Biomimetic Approaches to Biomaterials Design - Cell-matrix adhesion mediated by integrins regulates several aspects of cell behavior, including growth, differentiation, adhesion and motility, and is critical to cellular responses on biomaterial surfaces. The alpha(5)beta(1) integrin has been shown to have an impact on dynamic processes such as mediating adenovirus infection, accelerating wound healing, providing a protection mechanism against Alzheimer’s disease, and a promising target for breast, colon, prostate, and rectal cancer. Thus, many therapeutic strategies acquire the use of fibronectin-mimetic peptides in an attempt to target alpha(5)beta(1) and provide treatment. However, the therapeutic use of current peptides has been limited since they cannot accurately mimic fibronectin’s affinity for the integrin. Our goal is to design of a fibronectin-mimetic peptide-amphiphile that interacts specifically with alpha(5)beta(1) integrins. Cell adhesion, blocking assays, confocal microscopy, and atomic force microscopy (AFM) are used to evaluate the response of the integrin on our biomimetic interfaces. This is a promising approach where biomimetic peptides are used effectively as building blocks for biomaterials functionalization.

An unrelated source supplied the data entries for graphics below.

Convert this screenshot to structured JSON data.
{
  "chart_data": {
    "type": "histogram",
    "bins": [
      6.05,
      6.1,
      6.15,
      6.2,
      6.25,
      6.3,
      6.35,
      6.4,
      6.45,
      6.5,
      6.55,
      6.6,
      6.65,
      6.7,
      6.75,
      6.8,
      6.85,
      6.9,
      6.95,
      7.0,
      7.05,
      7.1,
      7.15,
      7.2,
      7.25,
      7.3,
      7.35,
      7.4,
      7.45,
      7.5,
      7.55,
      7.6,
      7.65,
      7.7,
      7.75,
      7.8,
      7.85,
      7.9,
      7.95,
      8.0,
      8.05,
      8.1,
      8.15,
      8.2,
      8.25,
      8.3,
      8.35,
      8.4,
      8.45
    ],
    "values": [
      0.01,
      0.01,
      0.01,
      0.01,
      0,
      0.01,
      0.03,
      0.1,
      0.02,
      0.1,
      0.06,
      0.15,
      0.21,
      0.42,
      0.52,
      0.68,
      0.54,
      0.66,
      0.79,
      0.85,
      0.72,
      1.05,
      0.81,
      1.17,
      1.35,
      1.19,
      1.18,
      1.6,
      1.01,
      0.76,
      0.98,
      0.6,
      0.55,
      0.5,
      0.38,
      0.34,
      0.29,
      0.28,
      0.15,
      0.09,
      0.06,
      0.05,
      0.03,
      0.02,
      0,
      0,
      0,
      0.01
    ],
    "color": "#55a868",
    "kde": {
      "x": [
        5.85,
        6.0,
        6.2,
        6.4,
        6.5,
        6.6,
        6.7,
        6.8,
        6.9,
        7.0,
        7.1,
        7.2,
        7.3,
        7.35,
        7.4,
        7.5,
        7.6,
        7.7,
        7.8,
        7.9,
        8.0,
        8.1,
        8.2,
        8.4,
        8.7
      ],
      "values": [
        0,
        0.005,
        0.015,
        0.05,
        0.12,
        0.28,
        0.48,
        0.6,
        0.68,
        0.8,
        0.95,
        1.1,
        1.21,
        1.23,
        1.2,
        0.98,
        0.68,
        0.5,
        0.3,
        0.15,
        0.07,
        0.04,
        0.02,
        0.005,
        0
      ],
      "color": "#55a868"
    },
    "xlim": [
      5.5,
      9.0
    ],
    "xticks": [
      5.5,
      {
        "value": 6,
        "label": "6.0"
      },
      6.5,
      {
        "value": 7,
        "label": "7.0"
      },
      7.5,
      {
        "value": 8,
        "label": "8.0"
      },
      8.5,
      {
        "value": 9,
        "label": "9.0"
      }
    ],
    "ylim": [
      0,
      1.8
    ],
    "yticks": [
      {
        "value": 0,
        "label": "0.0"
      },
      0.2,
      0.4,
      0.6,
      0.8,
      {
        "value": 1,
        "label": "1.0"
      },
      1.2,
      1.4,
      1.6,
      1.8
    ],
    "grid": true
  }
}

Biomimetic Templates for Solid-State Materials - The construction of ordered porous materials is an area of vast technological importance with applications ranging from catalysis to drug delivery. Despite many experimental studies on the nucleation and growth of nanoporous materials, their growth mechanism remains elusive. Characterizing the colloidal interactions between the primary growth units that may affect the growth of nanoparticles is an essential prerequisite for progress towards understanding the underlying mechanisms. We are employing our expertise in AFM, colloidal interactions, and biomimetic surface science to elucidate aspects of templated materials synthesis.